People will tell you that Messi is back to his 2012 form, but the truth is, with the exception of his rather uninterested demeanour in games last season, the real Messi has never been gone. We would be better off saying Messi is posting Messi like stats again, rather than saying 'he’s back'.
He started the season as an attacking midfielder, and performed exceptionally well at the position. Sure he wasn’t scoring as much, which is all it takes for our stat-obsessed generation to write a player off as not performing well enough. It is games like the one against Athletic Bilbao yesterday that show you why Messi is truly the greatest player of our generation, and arguably the best ever.

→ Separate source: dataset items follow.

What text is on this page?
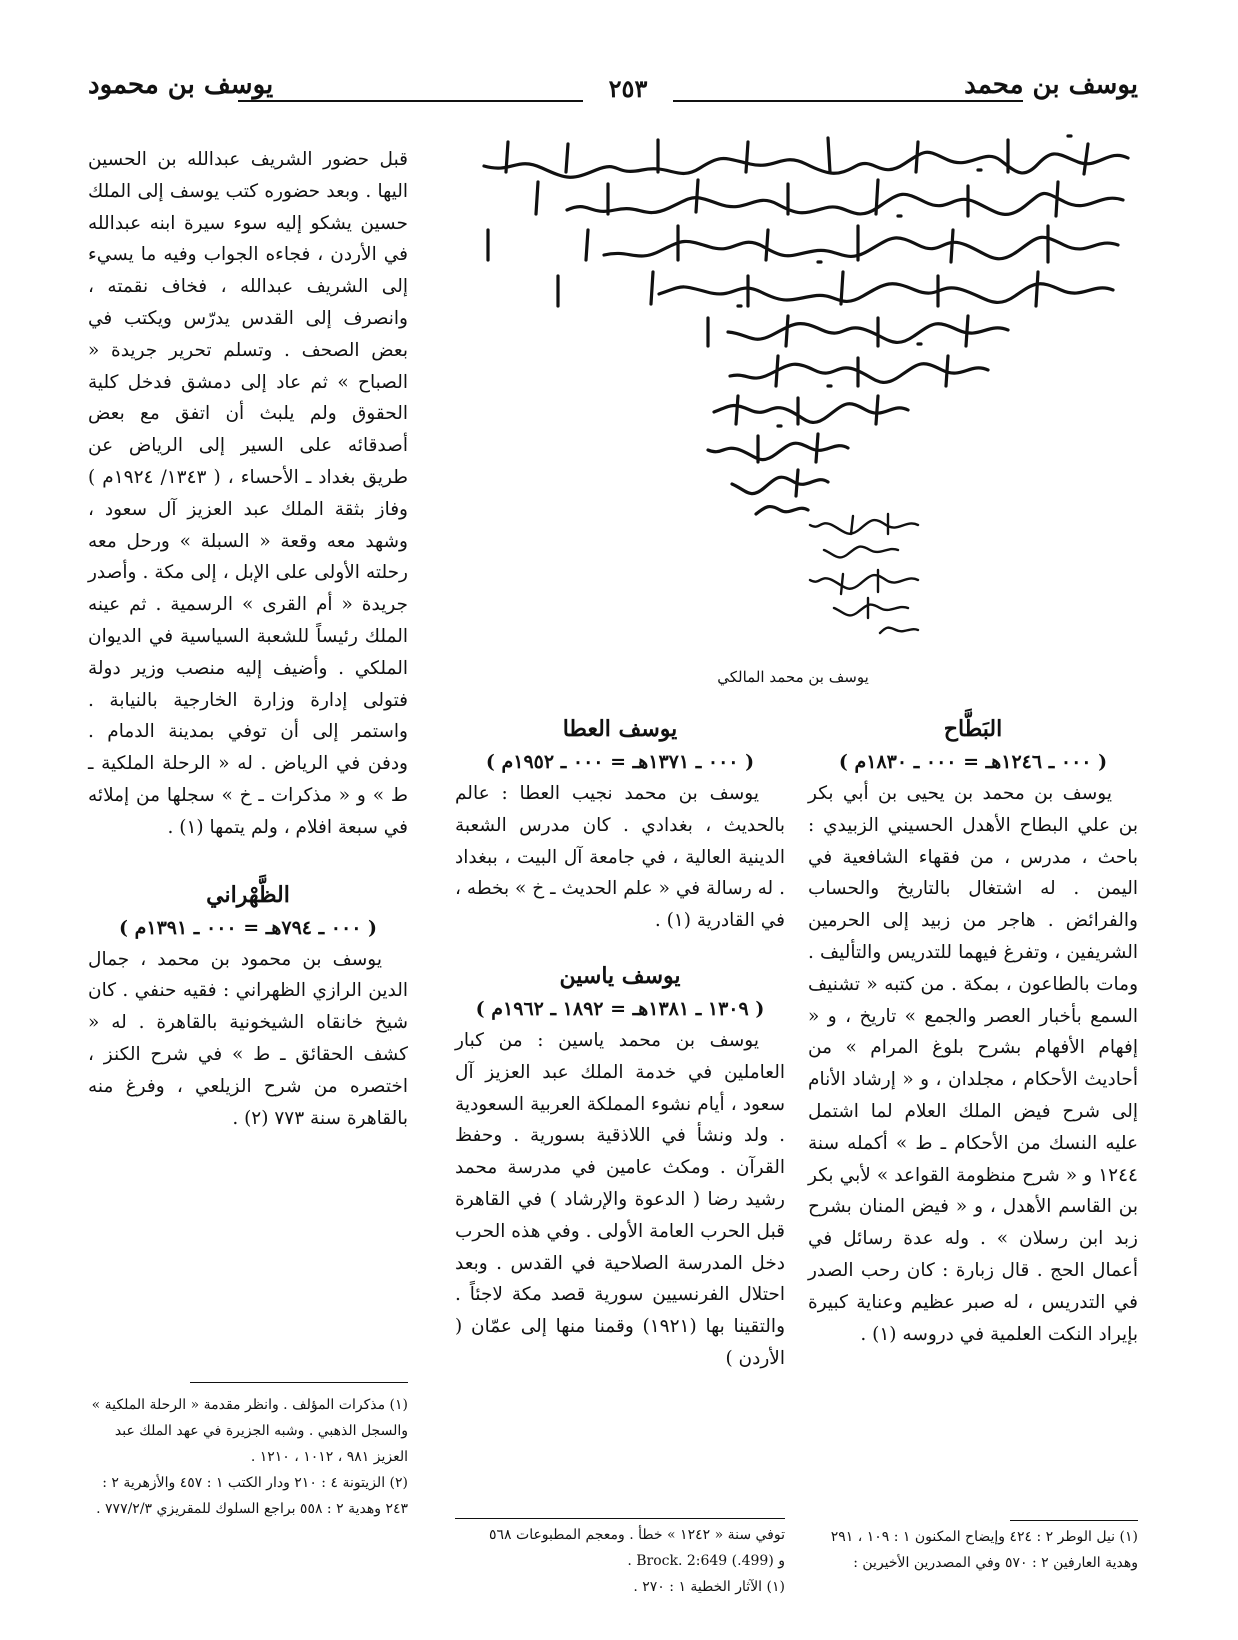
يوسف بن محمد
٢٥٣
يوسف بن محمود
يوسف بن محمد المالكي

البَطَّاح

( ٠٠٠ ـ ١٢٤٦هـ = ٠٠٠ ـ ١٨٣٠م )

يوسف بن محمد بن يحيى بن أبي بكر بن علي البطاح الأهدل الحسيني الزبيدي : باحث ، مدرس ، من فقهاء الشافعية في اليمن . له اشتغال بالتاريخ والحساب والفرائض . هاجر من زبيد إلى الحرمين الشريفين ، وتفرغ فيهما للتدريس والتأليف . ومات بالطاعون ، بمكة . من كتبه « تشنيف السمع بأخبار العصر والجمع » تاريخ ، و « إفهام الأفهام بشرح بلوغ المرام » من أحاديث الأحكام ، مجلدان ، و « إرشاد الأنام إلى شرح فيض الملك العلام لما اشتمل عليه النسك من الأحكام ـ ط » أكمله سنة ١٢٤٤ و « شرح منظومة القواعد » لأبي بكر بن القاسم الأهدل ، و « فيض المنان بشرح زبد ابن رسلان » . وله عدة رسائل في أعمال الحج . قال زبارة : كان رحب الصدر في التدريس ، له صبر عظيم وعناية كبيرة بإيراد النكت العلمية في دروسه (١) .

(١) نيل الوطر ٢ : ٤٢٤ وإيضاح المكنون ١ : ١٠٩ ، ٢٩١ وهدية العارفين ٢ : ٥٧٠ وفي المصدرين الأخيرين :

يوسف العطا

( ٠٠٠ ـ ١٣٧١هـ = ٠٠٠ ـ ١٩٥٢م )

يوسف بن محمد نجيب العطا : عالم بالحديث ، بغدادي . كان مدرس الشعبة الدينية العالية ، في جامعة آل البيت ، ببغداد . له رسالة في « علم الحديث ـ خ » بخطه ، في القادرية (١) .

يوسف ياسين

( ١٣٠٩ ـ ١٣٨١هـ = ١٨٩٢ ـ ١٩٦٢م )

يوسف بن محمد ياسين : من كبار العاملين في خدمة الملك عبد العزيز آل سعود ، أيام نشوء المملكة العربية السعودية . ولد ونشأ في اللاذقية بسورية . وحفظ القرآن . ومكث عامين في مدرسة محمد رشيد رضا ( الدعوة والإرشاد ) في القاهرة قبل الحرب العامة الأولى . وفي هذه الحرب دخل المدرسة الصلاحية في القدس . وبعد احتلال الفرنسيين سورية قصد مكة لاجئاً . والتقينا بها (١٩٢١) وقمنا منها إلى عمّان ( الأردن )

توفي سنة « ١٢٤٢ » خطأ . ومعجم المطبوعات ٥٦٨

و (499.) Brock. 2:649 .

(١) الآثار الخطية ١ : ٢٧٠ .

قبل حضور الشريف عبدالله بن الحسين اليها . وبعد حضوره كتب يوسف إلى الملك حسين يشكو إليه سوء سيرة ابنه عبدالله في الأردن ، فجاءه الجواب وفيه ما يسيء إلى الشريف عبدالله ، فخاف نقمته ، وانصرف إلى القدس يدرّس ويكتب في بعض الصحف . وتسلم تحرير جريدة « الصباح » ثم عاد إلى دمشق فدخل كلية الحقوق ولم يلبث أن اتفق مع بعض أصدقائه على السير إلى الرياض عن طريق بغداد ـ الأحساء ، ( ١٣٤٣/ ١٩٢٤م ) وفاز بثقة الملك عبد العزيز آل سعود ، وشهد معه وقعة « السبلة » ورحل معه رحلته الأولى على الإبل ، إلى مكة . وأصدر جريدة « أم القرى » الرسمية . ثم عينه الملك رئيساً للشعبة السياسية في الديوان الملكي . وأضيف إليه منصب وزير دولة فتولى إدارة وزارة الخارجية بالنيابة . واستمر إلى أن توفي بمدينة الدمام . ودفن في الرياض . له « الرحلة الملكية ـ ط » و « مذكرات ـ خ » سجلها من إملائه في سبعة افلام ، ولم يتمها (١) .

الظَّهْراني

( ٠٠٠ ـ ٧٩٤هـ = ٠٠٠ ـ ١٣٩١م )

يوسف بن محمود بن محمد ، جمال الدين الرازي الظهراني : فقيه حنفي . كان شيخ خانقاه الشيخونية بالقاهرة . له « كشف الحقائق ـ ط » في شرح الكنز ، اختصره من شرح الزيلعي ، وفرغ منه بالقاهرة سنة ٧٧٣ (٢) .

(١) مذكرات المؤلف . وانظر مقدمة « الرحلة الملكية » والسجل الذهبي . وشبه الجزيرة في عهد الملك عبد العزيز ٩٨١ ، ١٠١٢ ، ١٢١٠ .

(٢) الزيتونة ٤ : ٢١٠ ودار الكتب ١ : ٤٥٧ والأزهرية ٢ : ٢٤٣ وهدية ٢ : ٥٥٨ براجع السلوك للمقريزي ٧٧٧/٢/٣ .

Sure you may say it’s just Bilbao, but that would be an ignorant statement which overlooks the history of games between Barcelona and Bilbao at San Mames. For illustrative purposes I could also use the game against Villarreal last week or the one against Atletico a week before that, but the Athletic game is freshest in memory and will do just fine.
Barca v Bilbao
Messi may have scored a goal and recorded two assists during the game, but a truer measure of his performance in the game has absolutely nothing to do with those stats. The Argentine was absolutely sublime, dishing in some delicious passes which his team -mates, especially Neymar, failed to capitalise on.
His one-touch pass to beat the offside trap and find Xavi, who rounded the 'keeper yet refused to stab home towards an empty net was a marvel to watch. And yet his most telling contribution in the game was in the build up to the fifth goal, when he simply took Bilbao's defence for a stroll, lost them somewhere along the way and then fed Sergio Busquets a scrumptious pass, who in turn found Pedro for the tap in.
That is what makes Messi the best player in the world. It’s not about his goal scoring, and yes he quite frankly scores some beyond-ridiculous goals, but it's about his ability to completely dictate play, and get involved in everything productive that his side can muster, while also dishing goals out for teammates with abnormal regularity.
And while his assist rate is impressive, it falls short of the quality of the passes that lead to these assists, which is where the magic is truly at, and which unfortunately cannot be quantified by stats.
So yes. Ronaldo might be statistically Messi’s equal, but make no mistake, Messi is by far more well-rounded. If you took away Messi’s goals, you would have a playmaker statistically equivalent to Francesc Fabregas, yet technically equivalent if not superior to Iniesta and David Silva.
And if on the odd chance Ronaldo lost his scoring touch, I in all objectivity I can muster (which isn’t much to speak of) think you would have a player inferior to Liverpool’s Raheem Sterling.